I have a question about the choice of the bound for uniform continuity (why is it $\frac{\epsilon}{2(b-a)}$) in Spivak's proof of integrability of continuous functions on $[a, b]$.
Here is his proof:
Notice, first, that $f$ is bounded on $[a,b]$, because it is continuous on $[a, b]$. To prove that $f$ is integrable on $[a, b]$, we want to use Theorem 2, and show that for every $\epsilon > 0$ there is a partition $P$ of $[a, b]$ such that $$ U(f, P) - L(f, P) < \epsilon. $$ Now we know, by Theorem 1 of the Appendix to Chapter 8, that $f$ is uniformly continuous on $[a, b]$. So there is some $\delta > 0$ such that for all $x$ and $y$ in $[a, b]$, $$ \text{if } |x - y| < \delta, \text{ then } |f(x) - f(y)| < \frac{\epsilon}{2(b-a)}. $$ The trick is simply to choose a partition $P = {t_0, \ldots, t_n}$ such that each $|t_i - t_{i-1}| < \delta$. Then for each $i$ we have $$ |f(x) - f(y)| < \frac{\epsilon}{2(b-a)} \qquad \text{for all } x, y \text{ in } [t_{i-1}, t_i], $$ and it follows easily that $$ M_i - m_i \leq \frac{\epsilon}{2(b-a)} < \frac{\epsilon}{b-a}. $$ Since this is true for all $i$, we then have $$ U(f, P) - L(f, P) = \sum_{i=1}^n (M_i - m_i)(t_i - t_{i-1}) \ < \frac{\epsilon}{b-a} \sum_{i=1}^n t_i - t_{i-1} \ = \frac{\epsilon}{b-a} \cdot b - a \ = \epsilon, $$ which is what we wanted. $\blacksquare$
It's not clear to me why he picks $\frac{\epsilon}{2(b-a)}$, since it seems he is not using this fact.

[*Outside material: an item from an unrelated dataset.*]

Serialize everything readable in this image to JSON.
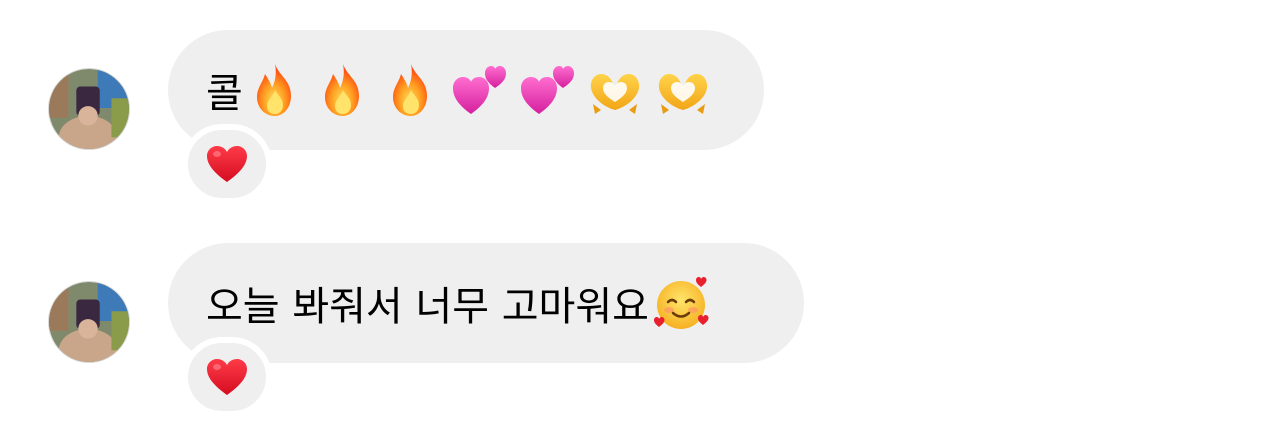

The only reason I can see is the fact that $M_i - m_i \leq \frac{\epsilon}{2(b-a)}$ is not a strict inequality, which allows us to then state it is strictly less than $\frac{\epsilon}{b-a}$
And, in fact, I am not sure why $M_i - m_i \leq \frac{\epsilon}{2(b-a)}$ instead of $M_i - m_i < \frac{\epsilon}{2(b-a)}$ since we have that $|f(x) - f(y)| < \frac{\epsilon}{2(b-a)}$ which would even further make his choice of the bound peculiar.